Managed by the East Lothian Countryside Volunteers (ELCV), the project is based at Haddington, East Lothian, at the centre of an area through which the River Tyne flows, with Giant Hogweed growing on its banks.
Local farmers have joined forces to combat the weed, using the highly effective glyphosate herbicide Roundup, some of which has been donated to the project by global manufacturer Bayer.
Volunteers pin point affected areas
Spraying started in March 2019, with 50 qualified farmer operators using knapsack sprayers to apply Roundup alongside the river, with help from an online dynamic map created by the ELCV, which pinpoints the worst affected areas using reports from volunteer spotters, and allows them to be ticked off as they are treated.
Local farmer James Wyllie was asked to co-ordinate the initiative, having previously led a campaign to control Giant Hogweed on an eight mile stretch of the Biel and Whittingehame Water in East Lothian.
He explains: “The original proposal was for 10 miles of the River Tyne, but there was such a high level of support from the landowners to participate in a project where all the riparian owners were acting together that it has expanded way beyond the original plan. It now covers about 48 miles of the River Tyne from A68 to the sea and including two major tributaries, Birns Water and Colstoun Water in an area with around 75 riparian landowners participating.”
Other invasive weeds also targeted
While the main focus is on Giant Hogweed, Japanese Knotweed and Himalayan Balsam are also being targeted by operators as they spray.
Mr Wyllie adds: “It’s going to take five years to see a real difference, due to Hogweed seeds which are embedded in the soil and will germinate in future years.

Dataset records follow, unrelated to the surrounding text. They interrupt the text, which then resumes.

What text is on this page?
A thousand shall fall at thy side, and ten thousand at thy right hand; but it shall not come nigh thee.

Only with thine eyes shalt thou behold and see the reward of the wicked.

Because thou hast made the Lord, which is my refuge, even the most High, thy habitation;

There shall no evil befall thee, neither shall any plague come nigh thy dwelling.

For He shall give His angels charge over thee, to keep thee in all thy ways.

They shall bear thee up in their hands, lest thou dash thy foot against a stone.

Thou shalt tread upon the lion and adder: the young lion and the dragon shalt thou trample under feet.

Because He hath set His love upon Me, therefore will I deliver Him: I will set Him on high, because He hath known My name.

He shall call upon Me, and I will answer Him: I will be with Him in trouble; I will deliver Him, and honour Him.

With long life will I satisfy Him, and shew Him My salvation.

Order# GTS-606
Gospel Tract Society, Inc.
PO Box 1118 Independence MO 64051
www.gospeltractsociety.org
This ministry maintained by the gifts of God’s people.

We aim that no plant should be allowed to flower, as each can produce 10,000 seeds, and any flower heads that are produced need to be removed and disposed of safely.”

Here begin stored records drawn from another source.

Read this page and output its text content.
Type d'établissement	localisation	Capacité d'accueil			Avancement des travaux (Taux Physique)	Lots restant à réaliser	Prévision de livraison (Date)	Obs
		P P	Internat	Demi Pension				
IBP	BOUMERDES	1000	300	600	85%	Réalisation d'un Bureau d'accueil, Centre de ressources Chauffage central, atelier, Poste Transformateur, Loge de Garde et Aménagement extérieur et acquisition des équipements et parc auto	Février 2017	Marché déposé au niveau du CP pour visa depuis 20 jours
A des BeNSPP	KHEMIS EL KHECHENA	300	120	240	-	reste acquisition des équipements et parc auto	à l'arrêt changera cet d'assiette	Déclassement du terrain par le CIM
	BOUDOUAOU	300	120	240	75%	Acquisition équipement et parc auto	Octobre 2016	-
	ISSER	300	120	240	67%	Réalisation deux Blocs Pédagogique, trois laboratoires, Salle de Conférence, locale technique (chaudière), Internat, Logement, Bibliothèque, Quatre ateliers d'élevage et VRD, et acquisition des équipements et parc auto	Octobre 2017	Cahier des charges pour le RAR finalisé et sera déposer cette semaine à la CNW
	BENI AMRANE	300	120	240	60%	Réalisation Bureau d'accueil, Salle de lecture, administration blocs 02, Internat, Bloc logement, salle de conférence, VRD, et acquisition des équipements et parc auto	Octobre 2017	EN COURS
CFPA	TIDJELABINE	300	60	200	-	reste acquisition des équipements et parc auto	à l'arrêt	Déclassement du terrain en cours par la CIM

“The open access dynamic map is key because farmers can see exactly where plants have been observed along the river and when overlayed on a satellite map helps to pinpoint areas to inspect. Later in the season where there are no flowering plants left it is marked with a green tick.”
In small areas of non-agricultural land, removal of any odd Giant Hogweed plants are tackled by the ELCV volunteers to ensure that there are no gaps.
Bayer’s Roundup Technical Development Manager Barrie Hunt says: “This is a unique project in that it attempts to treat an almost complete river catchment area, which gives the best chance of tackling the weed. Where only part of the catchment is treated, there is always the risk of plant material being washed down river and Giant Hogweed re-establishing itself. We have been pleased to work with the ELCV and Mr Wyllie on such a worthwhile operation.”
Sponsorship from Bayer and Scottish Natural Heritage
As the growing season drew to a close at the end of July, Mr Wyllie commented that he has been overwhelmed with the positive response to the project. “Every farmer approached has offered to support the work – labour contributed by farmers free of charge will be worth around £100,000 over a 10 year period – and we are very grateful for the sponsorship from Bayer and backing from Scottish Natural Heritage.”
He added that Roundup has been key to the success of the project.
“I’ve used it for 25 years and it is one of very few products that is approved for aquatic use; there are no ground residues and it works by contact onto the leaves only. It’s also very effective on Japanese Knotweed and Himalayan Balsam.”
“This is a long term project on a large scale, which demonstrates East Lothian farmers and the local community working together to achieve a common goal.”